We're running Wildfly 27 with a couple of EAR and WAR modules deployed. Every couple of weeks or so we see the Wilfly JVM hit 100% CPU without apparent reason. It won't recover until Wildfly gets restarted.
Since we have JFR creating a continious recording I managed to create a JFR dump last time the JVM was at 100% load. I can see that there are 5824 threads out of wich are 4714 threads named 'blocking-thread--p8-t1' (with different numbers) and 1610 threads named 'non-blocking-thread--p76-t1' (also with different numbers).
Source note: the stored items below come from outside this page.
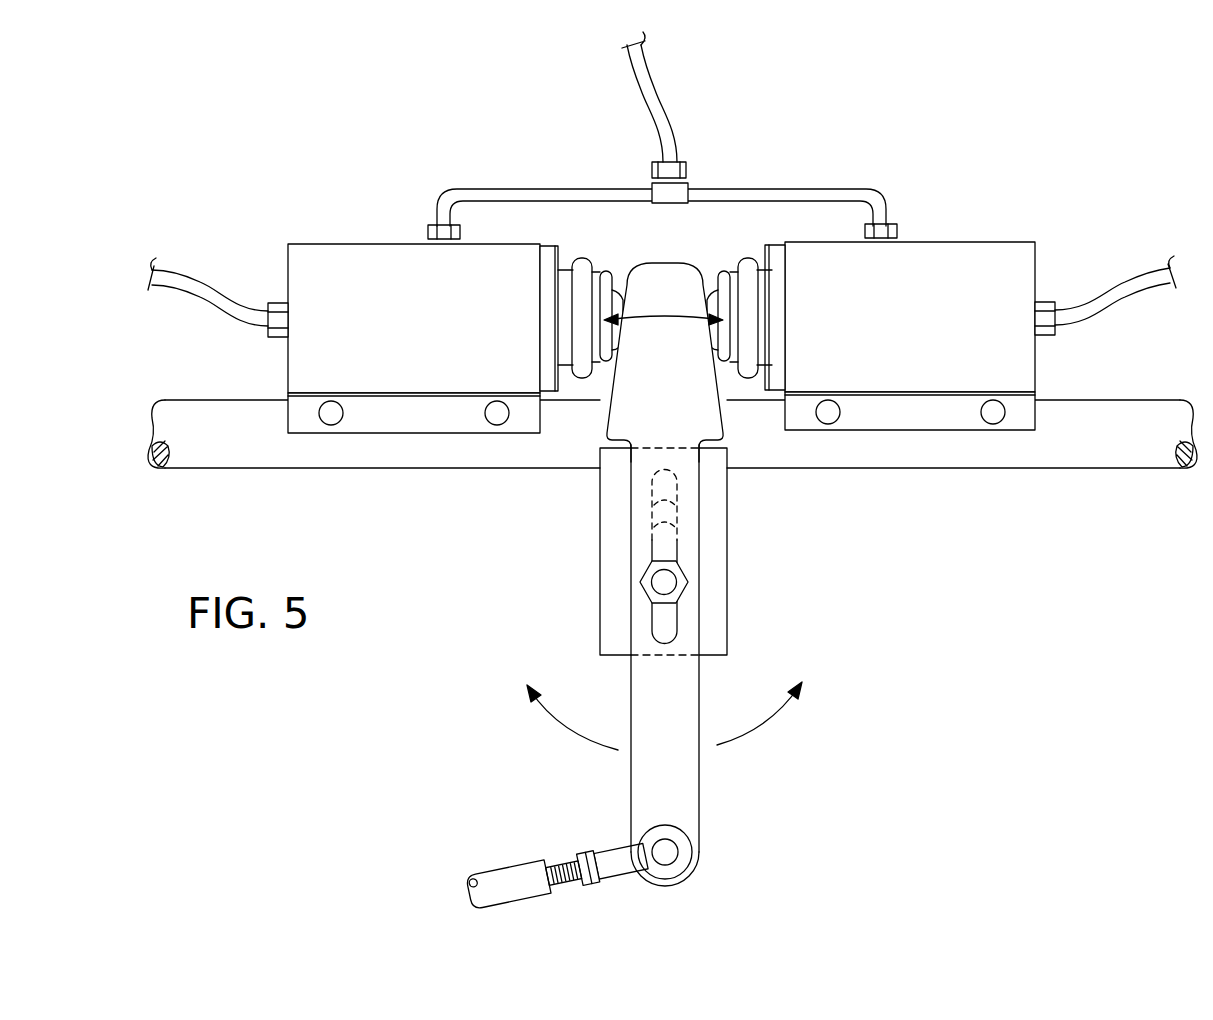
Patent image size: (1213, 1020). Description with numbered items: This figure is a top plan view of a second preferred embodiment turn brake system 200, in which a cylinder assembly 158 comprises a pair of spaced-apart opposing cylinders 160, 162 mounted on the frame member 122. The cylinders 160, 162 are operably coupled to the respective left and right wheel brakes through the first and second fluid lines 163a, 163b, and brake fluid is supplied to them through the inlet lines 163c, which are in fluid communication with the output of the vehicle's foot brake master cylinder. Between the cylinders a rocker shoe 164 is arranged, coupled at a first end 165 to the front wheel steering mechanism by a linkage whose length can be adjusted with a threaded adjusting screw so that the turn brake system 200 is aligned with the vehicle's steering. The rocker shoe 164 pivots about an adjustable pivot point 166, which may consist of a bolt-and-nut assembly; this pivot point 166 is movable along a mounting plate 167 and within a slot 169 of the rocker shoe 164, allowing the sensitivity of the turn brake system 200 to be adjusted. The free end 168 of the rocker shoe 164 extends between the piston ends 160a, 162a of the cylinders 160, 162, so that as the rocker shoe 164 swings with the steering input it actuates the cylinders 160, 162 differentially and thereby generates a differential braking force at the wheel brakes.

The frame rail 122 is at (228, 468).
The cylinder assembly 158 is at (583, 160).
The cylinder 160 is at (362, 250).
The piston end 160a is at (613, 277).
The cylinder 162 is at (935, 250).
The piston end 162a is at (709, 277).
The first fluid line 163a is at (205, 296).
The second fluid line 163b is at (1127, 287).
The inlet lines 163c is at (620, 187).
The rocker shoe 164 is at (678, 695).
The first end 165 is at (688, 790).
The adjustable pivot point 166 is at (660, 503).
The mounting plate 167 is at (608, 542).
The free end 168 is at (677, 290).
The slot 169 is at (665, 537).
The turn brake system 200 is at (891, 110).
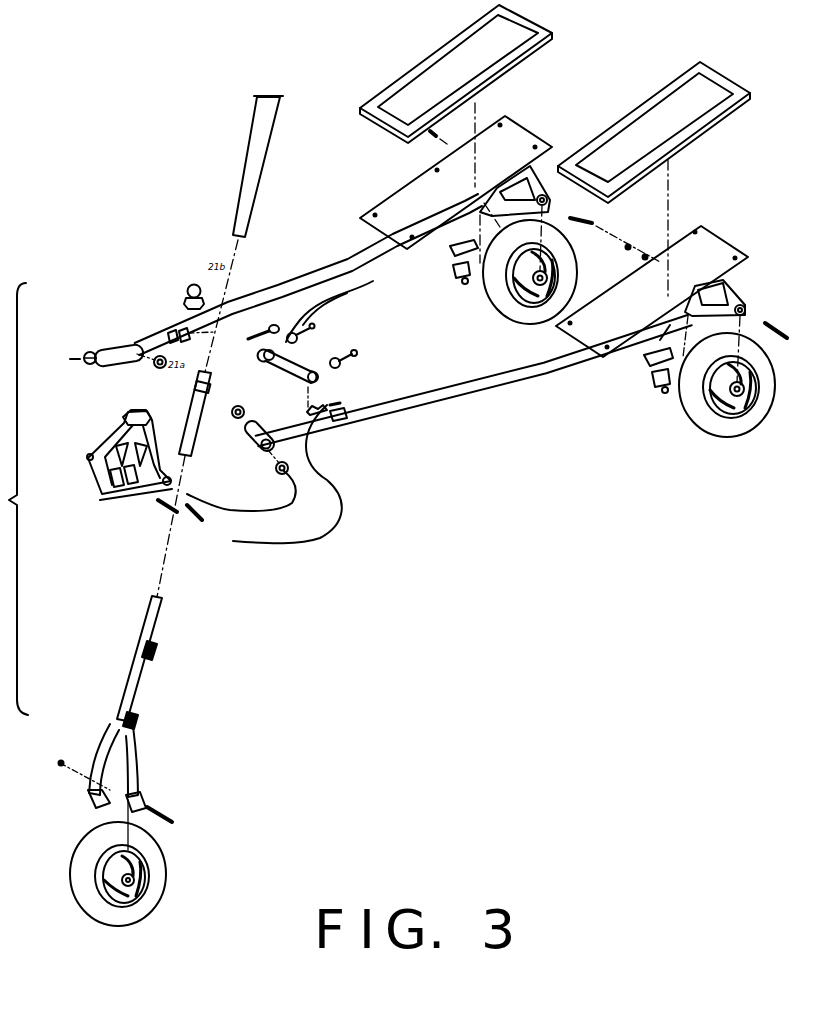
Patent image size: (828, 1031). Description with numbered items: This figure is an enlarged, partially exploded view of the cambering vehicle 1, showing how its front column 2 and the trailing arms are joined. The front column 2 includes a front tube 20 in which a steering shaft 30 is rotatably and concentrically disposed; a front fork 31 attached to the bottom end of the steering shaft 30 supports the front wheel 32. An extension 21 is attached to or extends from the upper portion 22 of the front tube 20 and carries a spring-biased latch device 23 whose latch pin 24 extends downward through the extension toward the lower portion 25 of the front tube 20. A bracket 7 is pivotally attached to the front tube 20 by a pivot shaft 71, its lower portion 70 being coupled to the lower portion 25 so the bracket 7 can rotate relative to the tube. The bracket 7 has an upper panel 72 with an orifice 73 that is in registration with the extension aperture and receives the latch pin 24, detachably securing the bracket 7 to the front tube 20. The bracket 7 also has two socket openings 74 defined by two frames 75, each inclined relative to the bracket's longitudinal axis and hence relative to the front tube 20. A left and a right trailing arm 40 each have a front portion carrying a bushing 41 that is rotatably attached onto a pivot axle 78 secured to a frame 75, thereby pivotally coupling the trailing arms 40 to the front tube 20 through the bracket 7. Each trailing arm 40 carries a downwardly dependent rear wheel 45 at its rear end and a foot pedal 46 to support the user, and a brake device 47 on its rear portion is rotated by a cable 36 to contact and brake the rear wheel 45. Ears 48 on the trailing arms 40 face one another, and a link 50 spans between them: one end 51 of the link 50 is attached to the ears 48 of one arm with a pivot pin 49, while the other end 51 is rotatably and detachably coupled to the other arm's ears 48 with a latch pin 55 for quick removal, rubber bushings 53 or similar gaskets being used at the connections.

The cambering vehicle 1 is at (148, 150).
The front column 2 is at (126, 247).
The bracket 7 is at (113, 498).
The front tube 20 is at (184, 396).
The extension 21 is at (214, 391).
The upper portion 22 is at (229, 371).
The spring-biased latch device 23 is at (195, 285).
The latch pin 24 is at (186, 305).
The lower portion 25 is at (188, 451).
The steering shaft 30 is at (258, 147).
The front fork 31 is at (128, 682).
The front wheel 32 is at (160, 875).
The cable 36 is at (333, 524).
The trailing arm 40 is at (343, 264).
The bushing 41 is at (116, 348).
The rear wheel 45 is at (516, 320).
The foot pedal 46 is at (517, 136).
The brake device 47 is at (465, 270).
The ear 48 is at (172, 334).
The pivot pin 49 is at (325, 407).
The link 50 is at (304, 363).
The end 51 is at (320, 378).
The rubber bushing 53 is at (313, 324).
The latch pin 55 is at (272, 322).
The lower portion 70 is at (129, 497).
The pivot shaft 71 is at (167, 517).
The upper panel 72 is at (113, 402).
The orifice 73 is at (118, 416).
The socket opening 74 is at (157, 473).
The frame 75 is at (187, 494).
The pivot axle 78 is at (200, 528).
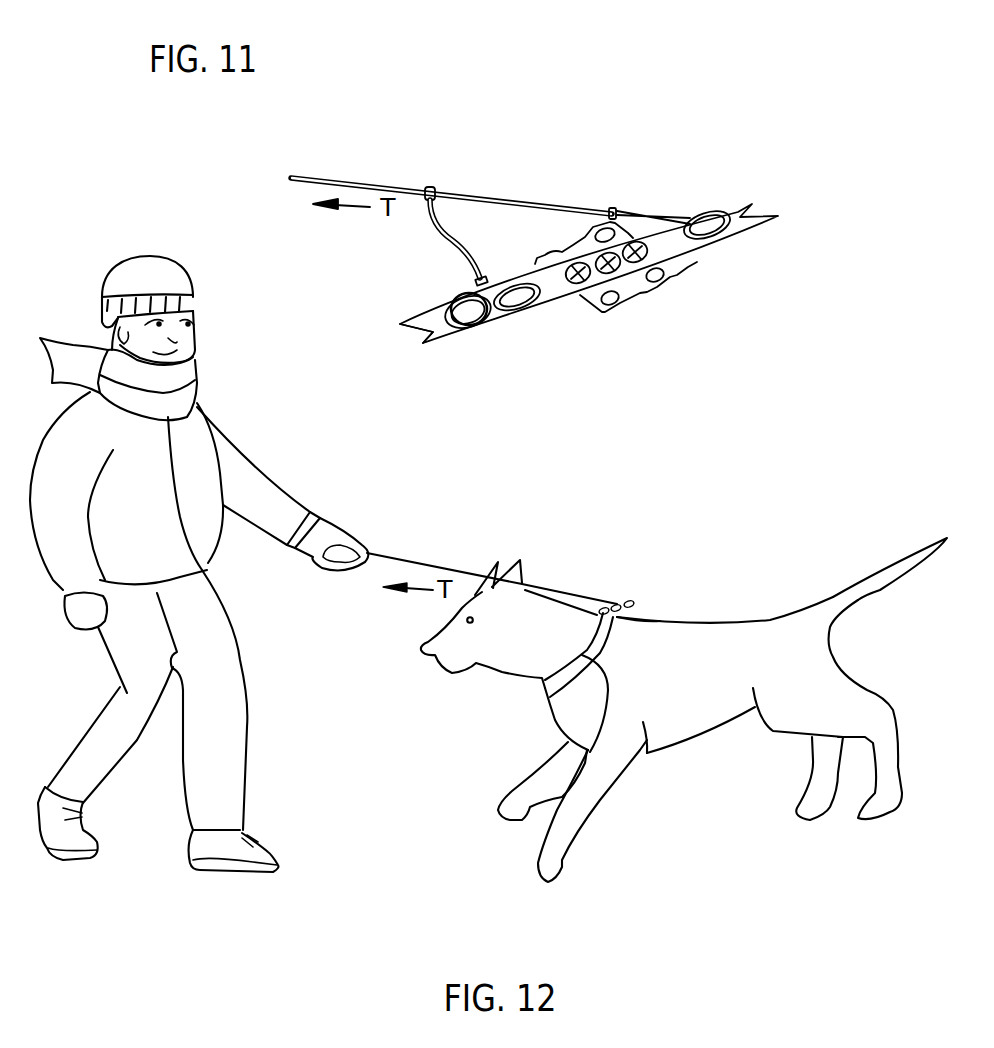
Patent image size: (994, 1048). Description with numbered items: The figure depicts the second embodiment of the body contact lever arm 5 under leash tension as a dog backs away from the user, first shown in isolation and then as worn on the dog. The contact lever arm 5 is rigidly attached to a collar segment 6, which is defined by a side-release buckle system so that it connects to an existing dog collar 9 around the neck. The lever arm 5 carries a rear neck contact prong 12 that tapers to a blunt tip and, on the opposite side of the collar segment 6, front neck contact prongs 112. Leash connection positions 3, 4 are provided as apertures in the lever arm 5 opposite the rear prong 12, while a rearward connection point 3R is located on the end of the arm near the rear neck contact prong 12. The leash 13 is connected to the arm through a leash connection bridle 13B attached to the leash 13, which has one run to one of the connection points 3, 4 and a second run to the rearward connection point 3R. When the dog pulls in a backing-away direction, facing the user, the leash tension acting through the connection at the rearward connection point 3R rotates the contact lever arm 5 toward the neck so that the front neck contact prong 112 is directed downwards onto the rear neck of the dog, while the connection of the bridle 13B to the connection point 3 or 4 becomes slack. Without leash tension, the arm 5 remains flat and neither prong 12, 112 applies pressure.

In FIG. 11, the leash connection position 3 is at (520, 308).
In FIG. 11, the rearward connection point 3R is at (746, 225).
In FIG. 11, the leash connection position 4 is at (477, 326).
In FIG. 11, the body contact lever arm 5 is at (558, 302).
In FIG. 12, the body contact lever arm 5 is at (634, 615).
In FIG. 11, the collar segment 6 is at (680, 275).
In FIG. 12, the dog collar 9 is at (607, 660).
In FIG. 11, the rear neck contact prong 12 is at (743, 200).
In FIG. 12, the rear neck contact prong 12 is at (627, 602).
In FIG. 11, the leash 13 is at (360, 180).
In FIG. 12, the leash 13 is at (553, 583).
In FIG. 11, the leash connection bridle 13B is at (440, 217).
In FIG. 11, the front neck contact prong 112 is at (445, 338).
In FIG. 12, the front neck contact prong 112 is at (595, 615).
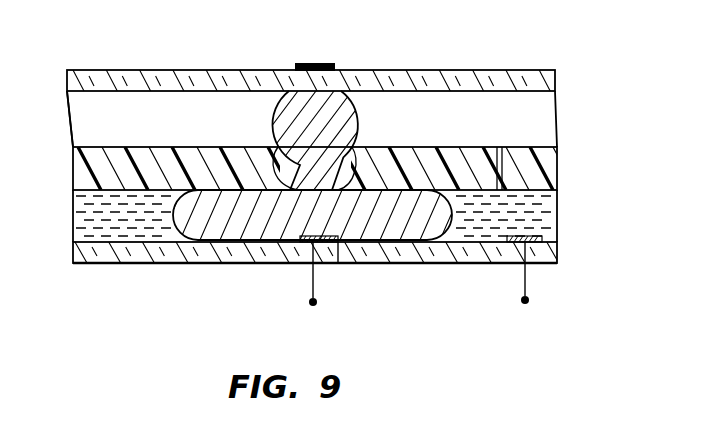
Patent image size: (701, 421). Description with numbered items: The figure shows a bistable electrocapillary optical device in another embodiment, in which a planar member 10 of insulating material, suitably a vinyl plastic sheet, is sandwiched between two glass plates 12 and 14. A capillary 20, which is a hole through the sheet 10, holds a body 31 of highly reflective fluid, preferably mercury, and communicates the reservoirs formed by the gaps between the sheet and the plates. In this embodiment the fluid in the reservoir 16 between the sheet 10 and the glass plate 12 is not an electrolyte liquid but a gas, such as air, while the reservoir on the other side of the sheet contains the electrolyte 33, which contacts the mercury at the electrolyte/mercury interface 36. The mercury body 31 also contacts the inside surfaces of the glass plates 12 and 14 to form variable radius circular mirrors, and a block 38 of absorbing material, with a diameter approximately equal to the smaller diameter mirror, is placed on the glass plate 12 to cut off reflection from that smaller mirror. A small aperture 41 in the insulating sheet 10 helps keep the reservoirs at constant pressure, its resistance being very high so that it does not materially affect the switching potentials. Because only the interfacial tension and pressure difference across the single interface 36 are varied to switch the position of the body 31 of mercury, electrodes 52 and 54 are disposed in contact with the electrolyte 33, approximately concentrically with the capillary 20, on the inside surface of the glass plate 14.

The planar member 10 is at (158, 147).
The glass plate 12 is at (496, 70).
The glass plate 14 is at (88, 265).
The gap 16 is at (73, 114).
The capillary 20 is at (357, 145).
The body of fluid 31 is at (233, 247).
The electrolyte 33 is at (556, 195).
The electrolyte/mercury interface 36 is at (170, 244).
The block of absorbing material 38 is at (310, 37).
The small aperture 41 is at (498, 147).
The electrode 52 is at (338, 242).
The electrode 54 is at (543, 262).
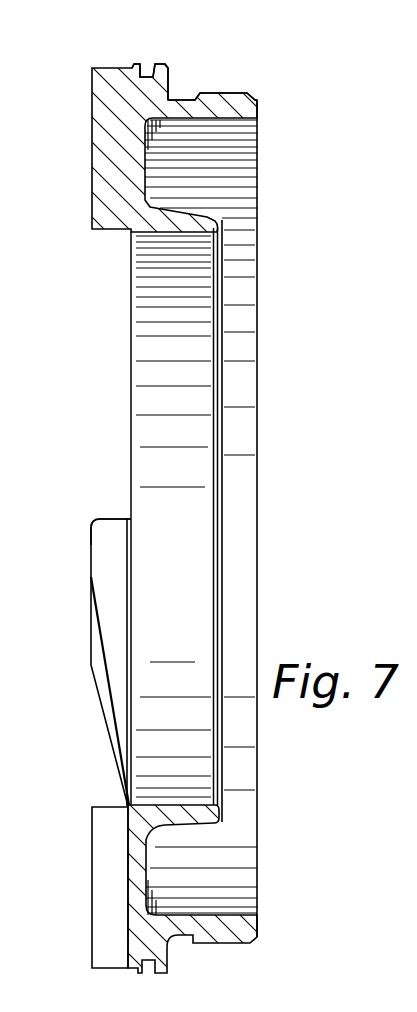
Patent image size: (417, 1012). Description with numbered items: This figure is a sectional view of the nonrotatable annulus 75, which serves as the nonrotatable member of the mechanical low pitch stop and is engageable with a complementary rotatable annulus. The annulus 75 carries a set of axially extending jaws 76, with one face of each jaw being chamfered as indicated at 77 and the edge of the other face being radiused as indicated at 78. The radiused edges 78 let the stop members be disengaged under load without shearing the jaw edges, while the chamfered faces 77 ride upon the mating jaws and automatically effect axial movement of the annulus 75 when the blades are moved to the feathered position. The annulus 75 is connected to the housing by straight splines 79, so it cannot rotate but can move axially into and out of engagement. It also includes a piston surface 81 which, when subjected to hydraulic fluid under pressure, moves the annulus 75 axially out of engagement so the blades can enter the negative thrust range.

The nonrotatable annulus 75 is at (258, 430).
The axially extending jaws 76 is at (92, 170).
The chamfered face 77 is at (115, 710).
The radiused edge 78 is at (98, 518).
The straight splines 79 is at (233, 98).
The piston surface 81 is at (160, 78).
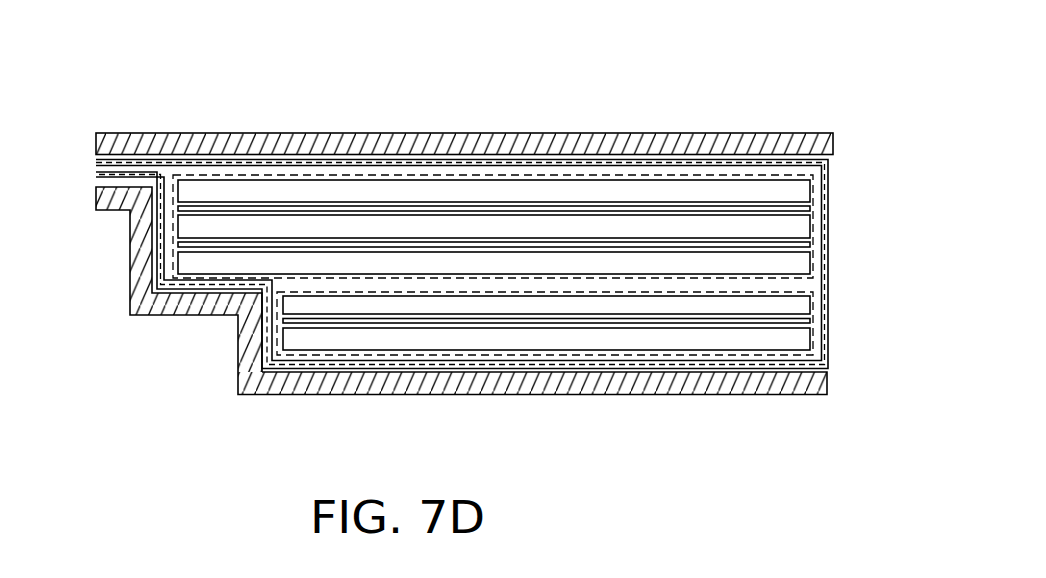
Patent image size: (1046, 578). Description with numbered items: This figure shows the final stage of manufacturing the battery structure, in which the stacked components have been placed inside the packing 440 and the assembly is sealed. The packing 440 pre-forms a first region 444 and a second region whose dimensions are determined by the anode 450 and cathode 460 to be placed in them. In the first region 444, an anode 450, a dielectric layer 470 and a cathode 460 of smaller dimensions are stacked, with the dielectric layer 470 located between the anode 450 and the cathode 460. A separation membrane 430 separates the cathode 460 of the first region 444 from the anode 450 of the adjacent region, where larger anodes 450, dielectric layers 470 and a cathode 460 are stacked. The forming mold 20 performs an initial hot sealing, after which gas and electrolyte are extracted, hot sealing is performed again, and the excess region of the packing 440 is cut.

That doesn't seem right.
The stack traces of all those threads seem to be more or less the same:
"non-blocking-thread--p76-t1" #766 daemon prio=5 os_prio=0 cpu=6410.39ms elapsed=177251.53s tid=0x000056067d1503b0 nid=0x19d0be waiting on condition [0x00007f6c47f7e000]
java.lang.Thread.State: WAITING (parking)
at jdk.internal.misc.Unsafe.park(java...@17.0.8/Native Method)
- parking to wait for <0x00000004ba320d30> (a java.util.concurrent.locks.AbstractQueuedSynchronizer$ConditionObject)
at java.util.concurrent.locks.LockSupport.park(java...@17.0.8/LockSupport.java:341)
at java.util.concurrent.locks.AbstractQueuedSynchronizer$ConditionNode.block(java...@17.0.8/AbstractQueuedSynchronizer.java:506)
at java.util.concurrent.ForkJoinPool.unmanagedBlock(java...@17.0.8/ForkJoinPool.java:3465)
at java.util.concurrent.ForkJoinPool.managedBlock(java...@17.0.8/ForkJoinPool.java:3436)
at java.util.concurrent.locks.AbstractQueuedSynchronizer$ConditionObject.await(java...@17.0.8/AbstractQueuedSynchronizer.java:1623)
at java.util.concurrent.LinkedBlockingQueue.take(java...@17.0.8/LinkedBlockingQueue.java:435)
at java.util.concurrent.ThreadPoolExecutor.getTask(java...@17.0.8/ThreadPoolExecutor.java:1062)
at java.util.concurrent.ThreadPoolExecutor.runWorker(java...@17.0.8/ThreadPoolExecutor.java:1122)
at java.util.concurrent.ThreadPoolExecutor$Worker.run(java...@17.0.8/ThreadPoolExecutor.java:635)
at java.lang.Thread.run(java...@17.0.8/Thread.java:833)
From the names 'blocking-thread' and 'non-blocking-thread' I assume that they're related to Infinispan which our applications take heavy use of (
https://docs.wildfly.org/25/wildscribe/subsystem/infinispan/cache-container/thread-pool/non-blocking/index.html).
If I'm right and these threads are related to Infinispan I assume it is because our application creates the cache-containers from an external xml file and doesn't inject managed cache-containers configured in standalone.xml. This way the parameters like keepalive-time, max-threads, etc. aren't applied and thus some thread pools inside Infinispan just keep growing.
I'd like to know if I'm right and if yes if there's a way to configure those thread pool parameters in a different way.
Thank you very much in advance for any advice!
Michael